When you want to look into an incident, you do so in the Situation Room. This is, in a sentence, a collaborative, interactive interface that lets you drill into the detail behind the cluster of events that the system has decided make up the incident – which of course could involve hundreds or even thousands of alerts from a number of different systems. One of the examples I looked at for this review was a cluster of events that came from several different systems; some were generated by a DBMS and were alerting that a transaction couldn't be committed, and when you scrolled down through the alerts you came across a bunch of “disk full” alerts from the underlying system. Moog had identified these alerts as all being related and clustered them all together; it was a no-brainer to see that the application was failing because the database was blowing up as a result of the underlying disk being full.

I mentioned that the Situation Room is collaborative; it includes interactive messaging facilities so you can invite colleagues to work with you and look collectively at the problem. Because of this, the system actually becomes its own knowledge base – if a future incident resembles a past incident the system figures this out and makes it easy for you to wind back through the events and any collaborative discussions from the last time you had the problem. Moog are very proud of the novel way they've approached the Situation Room, to the extent that they've asked me not to print a screenshot of it just yet as the patents for some of the aspects are still pending.

The unique thing about Incident.Moog, and the aspect that will most bemuse potential customers, is that the vendor openly accepts that it'll never be 100 per cent accurate at showing up issues. That is, you'll miss the occasional alert and you'll also get the occasional false positive. This is an entirely alien concept to anyone who's used to traditional monitoring software, where SNMP alerts are entirely deterministic – that is, if it says that (say) a particular LAN port is more than 80 per cent utilised, you can be sure it is.
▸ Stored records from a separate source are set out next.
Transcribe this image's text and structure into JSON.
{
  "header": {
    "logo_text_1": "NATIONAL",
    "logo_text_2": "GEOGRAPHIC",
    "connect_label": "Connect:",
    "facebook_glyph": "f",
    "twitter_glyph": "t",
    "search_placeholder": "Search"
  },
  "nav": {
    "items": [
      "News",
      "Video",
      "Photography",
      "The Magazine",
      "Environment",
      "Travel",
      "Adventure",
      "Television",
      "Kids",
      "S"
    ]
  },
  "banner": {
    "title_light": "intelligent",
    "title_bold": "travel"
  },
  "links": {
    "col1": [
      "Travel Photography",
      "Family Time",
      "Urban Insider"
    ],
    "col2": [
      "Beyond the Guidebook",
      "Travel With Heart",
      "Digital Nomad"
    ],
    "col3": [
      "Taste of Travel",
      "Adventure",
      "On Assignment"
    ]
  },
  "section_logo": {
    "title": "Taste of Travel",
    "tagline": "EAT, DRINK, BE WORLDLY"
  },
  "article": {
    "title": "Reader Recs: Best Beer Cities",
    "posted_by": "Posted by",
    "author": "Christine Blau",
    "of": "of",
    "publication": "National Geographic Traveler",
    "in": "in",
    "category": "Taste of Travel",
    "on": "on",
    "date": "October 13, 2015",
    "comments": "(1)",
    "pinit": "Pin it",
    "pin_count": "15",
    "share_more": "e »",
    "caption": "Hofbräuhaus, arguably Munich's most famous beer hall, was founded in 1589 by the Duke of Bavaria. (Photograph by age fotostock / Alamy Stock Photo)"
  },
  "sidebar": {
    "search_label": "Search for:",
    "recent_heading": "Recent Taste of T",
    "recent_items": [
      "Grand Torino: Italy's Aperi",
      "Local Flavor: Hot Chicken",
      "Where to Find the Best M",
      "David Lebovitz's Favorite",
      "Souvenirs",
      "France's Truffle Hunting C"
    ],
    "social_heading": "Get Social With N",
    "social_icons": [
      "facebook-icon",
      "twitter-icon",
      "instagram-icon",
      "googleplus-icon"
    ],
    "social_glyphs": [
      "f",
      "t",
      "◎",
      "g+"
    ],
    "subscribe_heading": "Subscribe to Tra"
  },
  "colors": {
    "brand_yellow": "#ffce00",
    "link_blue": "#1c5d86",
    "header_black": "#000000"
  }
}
With Moog you get something less deterministic, but which is highly likely (and in real-world trials with some huge customers this has been shown to be the case) to alert you to problems considerably more quickly and considerably more informatively than ever before: no more waiting for loads to go over thresholds or for the phone to ring, since as soon as an anomaly begins you know about it, very possibly much more quickly than you're used to.

The average potential customer will be entirely sceptical about Moog, and won't believe that it can possibly do what it says it will. Then they'll see it in action and will stare in disbelief that it actually does.

I know I did.

Verdict

This is a product that has you rethinking the way that network monitoring. It's an ideal product for an SDN/cloud world with high volumes of traffic and a greater degree of automation but it does require a bit of counter intuition - this is not the way that these products are meant to be.